O sistema cujo esforço tendia a traduzir as verdades da fé em termos
acessíveis à linguagem e à mentalidade de nosso tempo, era muito
louvável e compreensível, mas cedeu por vezes ao atrativo de um
sucesso mais fácil, quando passou em silêncio, alterando ou
atenuando alguns "dogmas difíceis". Mesmo legítima esta iniciativa
é perigosa. Não mereceria uma aceitação favorável, senão, em
apresentando a doutrina de forma acessível, se lhe conservasse toda a
sua integridade. "Que vossa palavra seja sim, sim; seja não,
não" (Mt 5,37; Tg 5,12), disse o Senhor, excluindo
toda ambigüidade.
Esta situação dramática da fé em nosso tempo, faz-nos pensar na
sábia advertência do Concílio: "A Tradição, a Escritura e o
Magistério da Igreja, por uma prudente disposição de Deus, são
de tal modo coerentes entre si e solidários, que não podem subsistir
os três, um sem outro". É verdade para a fé objetiva, para
sabermos exatamente o que devemos crer.
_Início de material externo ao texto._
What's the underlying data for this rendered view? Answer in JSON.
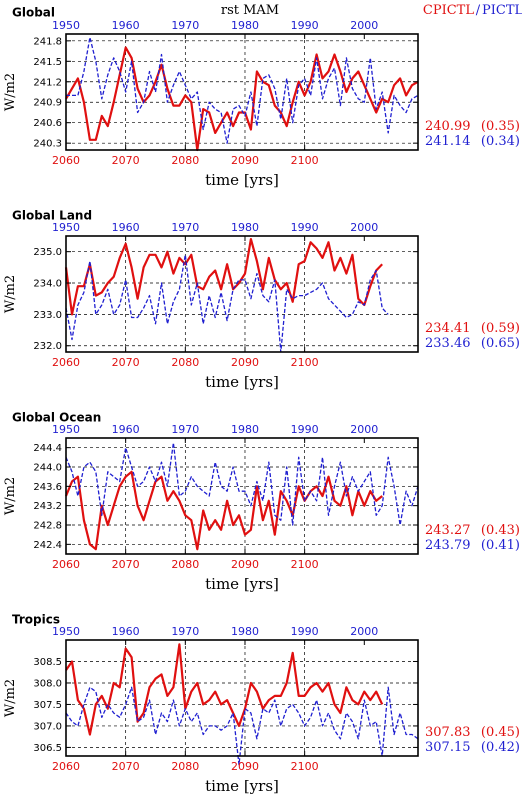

Mas para a fé subjetiva, que
faremos, teremos ainda a fé, depois de termos ouvido, estudado,
meditado honestamente e assiduamente?
Podemos responder que sim, tendo em conta sempre o aspecto fundamental
e de certo modo perigoso da questão, a saber, que a fé constitui uma
graça: "Nem todos, diz são Paulo, escutaram o Evangelho"
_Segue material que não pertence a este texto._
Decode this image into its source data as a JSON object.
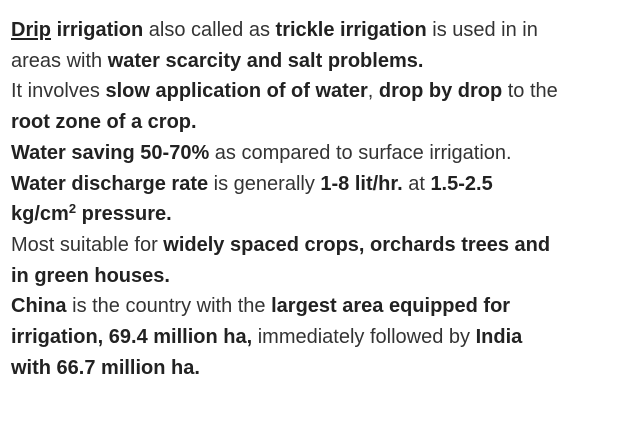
{
  "paragraphs": [
    {
      "lines": [
        [
          {
            "t": "Drip",
            "b": true,
            "u": true
          },
          {
            "t": " "
          },
          {
            "t": "irrigation",
            "b": true
          },
          {
            "t": " also called as "
          },
          {
            "t": "trickle irrigation",
            "b": true
          },
          {
            "t": " is used in in"
          }
        ],
        [
          {
            "t": "areas with "
          },
          {
            "t": "water scarcity and salt problems.",
            "b": true
          }
        ]
      ]
    },
    {
      "lines": [
        [
          {
            "t": "It involves "
          },
          {
            "t": "slow application of of water",
            "b": true
          },
          {
            "t": ", "
          },
          {
            "t": "drop by drop",
            "b": true
          },
          {
            "t": " to the"
          }
        ],
        [
          {
            "t": "root zone of a crop.",
            "b": true
          }
        ]
      ]
    },
    {
      "lines": [
        [
          {
            "t": "Water saving 50-70%",
            "b": true
          },
          {
            "t": " as compared to surface irrigation."
          }
        ]
      ]
    },
    {
      "lines": [
        [
          {
            "t": "Water discharge rate",
            "b": true
          },
          {
            "t": " is generally "
          },
          {
            "t": "1-8 lit/hr.",
            "b": true
          },
          {
            "t": " at "
          },
          {
            "t": "1.5-2.5",
            "b": true
          }
        ],
        [
          {
            "t": "kg/cm",
            "b": true
          },
          {
            "t": "2",
            "b": true,
            "sup": true
          },
          {
            "t": " pressure.",
            "b": true
          }
        ]
      ]
    },
    {
      "lines": [
        [
          {
            "t": "Most suitable for "
          },
          {
            "t": "widely spaced crops, orchards trees and",
            "b": true
          }
        ],
        [
          {
            "t": "in green houses.",
            "b": true
          }
        ]
      ]
    },
    {
      "lines": [
        [
          {
            "t": "China",
            "b": true
          },
          {
            "t": " is the country with the "
          },
          {
            "t": "largest area equipped for",
            "b": true
          }
        ],
        [
          {
            "t": "irrigation, 69.4 million ha,",
            "b": true
          },
          {
            "t": " immediately followed by "
          },
          {
            "t": "India",
            "b": true
          }
        ],
        [
          {
            "t": "with 66.7 million ha.",
            "b": true
          }
        ]
      ]
    }
  ]
}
(Rom 10,16). Nestas condições que será de nós? Estaremos
entre os privilegiados que receberam o dom da fé? Respondemos que
sim, mas trata-se de um dom que é preciso conservar como precioso,
é preciso defendê-lo, apreciá-lo, vivê-lo e, ao mesmo tempo
como o homem do Evangelho, repetir sempre: "Sim, senhor, creio,
mas ajuda-me que ainda sou incrédulo" (Mc 11,24).
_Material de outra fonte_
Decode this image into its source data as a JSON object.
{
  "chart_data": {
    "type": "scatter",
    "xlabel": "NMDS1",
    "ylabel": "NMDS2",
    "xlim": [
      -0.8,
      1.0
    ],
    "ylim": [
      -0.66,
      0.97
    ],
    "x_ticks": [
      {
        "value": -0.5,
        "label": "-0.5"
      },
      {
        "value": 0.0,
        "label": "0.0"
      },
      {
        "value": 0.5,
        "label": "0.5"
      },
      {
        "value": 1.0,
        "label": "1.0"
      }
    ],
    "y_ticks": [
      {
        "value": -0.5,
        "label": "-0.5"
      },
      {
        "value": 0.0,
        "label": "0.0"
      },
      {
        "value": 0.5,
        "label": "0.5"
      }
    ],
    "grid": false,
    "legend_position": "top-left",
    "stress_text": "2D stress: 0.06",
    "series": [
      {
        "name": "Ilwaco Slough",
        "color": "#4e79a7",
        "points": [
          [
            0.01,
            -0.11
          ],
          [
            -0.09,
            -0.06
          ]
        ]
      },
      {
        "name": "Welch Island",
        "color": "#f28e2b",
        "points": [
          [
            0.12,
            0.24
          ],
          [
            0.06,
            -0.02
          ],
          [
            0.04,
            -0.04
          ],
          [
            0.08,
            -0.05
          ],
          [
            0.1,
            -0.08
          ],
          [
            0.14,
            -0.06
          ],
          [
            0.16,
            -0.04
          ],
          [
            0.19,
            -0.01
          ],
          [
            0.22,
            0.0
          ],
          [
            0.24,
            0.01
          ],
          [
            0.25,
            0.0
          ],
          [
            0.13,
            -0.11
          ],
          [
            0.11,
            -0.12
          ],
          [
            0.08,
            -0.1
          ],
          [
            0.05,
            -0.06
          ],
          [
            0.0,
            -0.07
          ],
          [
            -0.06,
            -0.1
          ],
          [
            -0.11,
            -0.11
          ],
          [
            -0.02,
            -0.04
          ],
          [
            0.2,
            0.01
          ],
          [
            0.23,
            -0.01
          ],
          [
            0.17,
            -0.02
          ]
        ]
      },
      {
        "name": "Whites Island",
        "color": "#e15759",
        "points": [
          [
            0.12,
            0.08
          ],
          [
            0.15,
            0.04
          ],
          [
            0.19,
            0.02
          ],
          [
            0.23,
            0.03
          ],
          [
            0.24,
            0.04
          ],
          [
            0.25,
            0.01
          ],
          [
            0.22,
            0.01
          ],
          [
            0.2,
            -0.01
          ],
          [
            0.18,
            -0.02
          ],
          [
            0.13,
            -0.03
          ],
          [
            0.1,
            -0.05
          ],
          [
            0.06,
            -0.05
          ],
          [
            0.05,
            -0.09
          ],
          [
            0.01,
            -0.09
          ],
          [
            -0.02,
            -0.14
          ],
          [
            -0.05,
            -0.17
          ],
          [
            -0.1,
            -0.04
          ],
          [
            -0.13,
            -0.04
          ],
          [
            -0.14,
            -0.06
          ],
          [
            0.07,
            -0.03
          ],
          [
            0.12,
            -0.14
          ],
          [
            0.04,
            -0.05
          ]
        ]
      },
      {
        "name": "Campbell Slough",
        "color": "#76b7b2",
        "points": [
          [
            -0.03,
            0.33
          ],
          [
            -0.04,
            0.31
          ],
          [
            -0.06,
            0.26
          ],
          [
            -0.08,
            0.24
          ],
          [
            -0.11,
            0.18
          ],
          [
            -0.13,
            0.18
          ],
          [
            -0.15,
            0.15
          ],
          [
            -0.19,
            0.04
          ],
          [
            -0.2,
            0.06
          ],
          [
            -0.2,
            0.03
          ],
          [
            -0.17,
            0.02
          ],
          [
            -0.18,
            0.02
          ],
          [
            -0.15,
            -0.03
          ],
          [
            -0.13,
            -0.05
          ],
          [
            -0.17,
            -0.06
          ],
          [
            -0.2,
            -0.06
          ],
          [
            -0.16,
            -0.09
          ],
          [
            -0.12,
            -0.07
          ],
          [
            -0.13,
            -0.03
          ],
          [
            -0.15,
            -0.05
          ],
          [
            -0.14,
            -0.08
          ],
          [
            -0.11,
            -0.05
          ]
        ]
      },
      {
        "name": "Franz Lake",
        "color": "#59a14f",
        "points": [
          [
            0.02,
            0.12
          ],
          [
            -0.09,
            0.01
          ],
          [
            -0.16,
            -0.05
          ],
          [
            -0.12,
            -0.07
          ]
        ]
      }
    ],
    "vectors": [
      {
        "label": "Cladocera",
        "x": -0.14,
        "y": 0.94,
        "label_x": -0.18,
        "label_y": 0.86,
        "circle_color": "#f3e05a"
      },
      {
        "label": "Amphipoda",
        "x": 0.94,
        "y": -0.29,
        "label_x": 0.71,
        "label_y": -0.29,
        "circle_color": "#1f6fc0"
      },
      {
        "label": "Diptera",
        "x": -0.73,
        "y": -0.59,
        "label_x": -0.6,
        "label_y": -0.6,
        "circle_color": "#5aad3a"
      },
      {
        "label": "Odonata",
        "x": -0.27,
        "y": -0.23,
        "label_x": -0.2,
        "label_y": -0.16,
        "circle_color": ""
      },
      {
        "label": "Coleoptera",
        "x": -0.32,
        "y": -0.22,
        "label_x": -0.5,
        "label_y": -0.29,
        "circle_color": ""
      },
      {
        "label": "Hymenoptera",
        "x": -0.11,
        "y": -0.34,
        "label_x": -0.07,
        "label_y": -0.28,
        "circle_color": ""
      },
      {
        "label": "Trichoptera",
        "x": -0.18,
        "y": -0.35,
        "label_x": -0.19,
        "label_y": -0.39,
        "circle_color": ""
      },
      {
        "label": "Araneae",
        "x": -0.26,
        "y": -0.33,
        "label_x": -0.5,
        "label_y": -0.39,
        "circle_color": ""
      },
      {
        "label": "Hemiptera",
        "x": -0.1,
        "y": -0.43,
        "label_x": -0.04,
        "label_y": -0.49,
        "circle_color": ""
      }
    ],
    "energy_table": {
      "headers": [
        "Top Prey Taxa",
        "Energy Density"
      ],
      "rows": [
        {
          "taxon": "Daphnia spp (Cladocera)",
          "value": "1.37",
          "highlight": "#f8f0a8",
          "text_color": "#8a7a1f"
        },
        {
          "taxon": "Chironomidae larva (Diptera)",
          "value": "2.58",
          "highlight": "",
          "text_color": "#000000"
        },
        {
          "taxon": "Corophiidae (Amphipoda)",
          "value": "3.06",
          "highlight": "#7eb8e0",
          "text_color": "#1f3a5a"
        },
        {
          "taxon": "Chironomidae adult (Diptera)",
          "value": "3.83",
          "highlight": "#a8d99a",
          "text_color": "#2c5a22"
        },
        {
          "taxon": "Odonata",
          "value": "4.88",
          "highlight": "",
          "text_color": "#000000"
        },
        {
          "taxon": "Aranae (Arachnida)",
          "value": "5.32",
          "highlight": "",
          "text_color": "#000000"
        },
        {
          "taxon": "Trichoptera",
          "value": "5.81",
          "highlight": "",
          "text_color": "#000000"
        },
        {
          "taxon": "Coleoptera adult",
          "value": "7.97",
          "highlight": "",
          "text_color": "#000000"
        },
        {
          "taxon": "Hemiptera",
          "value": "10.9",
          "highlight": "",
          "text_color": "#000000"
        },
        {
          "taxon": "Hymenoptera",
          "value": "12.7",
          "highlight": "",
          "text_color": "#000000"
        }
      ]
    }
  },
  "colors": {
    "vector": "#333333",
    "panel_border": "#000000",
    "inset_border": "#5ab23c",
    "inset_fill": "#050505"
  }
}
Queremos, caros filhos, rezar, por exemplo, assim: Senhor,
creio. Quero crer em ti. Senhor, faz que minha fé seja total, sem
reserva, que penetre minha maneira de pensar e de julgar e as coisas
divinas e as coisas humanas.
Senhor, faz que minha fé seja livre, isto é, atraia o consenso de
minha adesão pessoal, que aceite as renúncias e deveres que implica e
traduza de maneira decisiva aquilo que constitui o melhor de minha
personalidade: creio em ti, Senhor.
Senhor, faz que minha fé seja fundada, fundada numa convergência
exterior de provas e no testemunho interior do Espírito Santo,
baseada na sua luz que ilumina e que dá confiança, em suas
conclusões que tranqüilizam, na sua assimilação que repousa.
Senhor, faz que minha fé seja forte, não receie os antagonismos dos
problemas, de cuja experiência nossa vida está cheia, nossa vida que
é ávida de mais luz. Não se intimide diante da oposição dos que a
contestam, a combatem, a recusam ou a negam. Mas que se robusteça
na experiência íntima de tua verdade, que resista à usura da
crítica, que se reforce na afirmação contínua, que lhe permita
superar as dificuldades dialéticas e espirituais, em cujo meio se
encena nossa existência temporal.
Senhor, faz que minha fé seja penetrada de alegria, invada minha
alma de paz e contentamento, dispondo-a a orar a Deus e conversar com
os homens, a ponto de, possuindo-a numa feliz beatitude interior,
poder iluminar os entretenimentos com Deus e com o próximo.
Senhor, faz que minha fé seja ativa e dê à nossa caridade os
motivos de sua expansão moral, para que seja na ação, no sofrimento
e na expectativa da revelação final, uma busca contínua de ti, um
testemunho incessante, e alimento ininterrupto de nossa esperança.
Senhor, faz que minha fé seja humilde. Que não tenha a ousadia de
se basear na experiência de minha razão e de meus sentimentos, mas
que se submeta ao testemunho do Espírito Santo, que não tenha outra
e melhor garantia senão sua docilidade à Tradição e à autoridade
do magistério da Santa Igreja. Amém.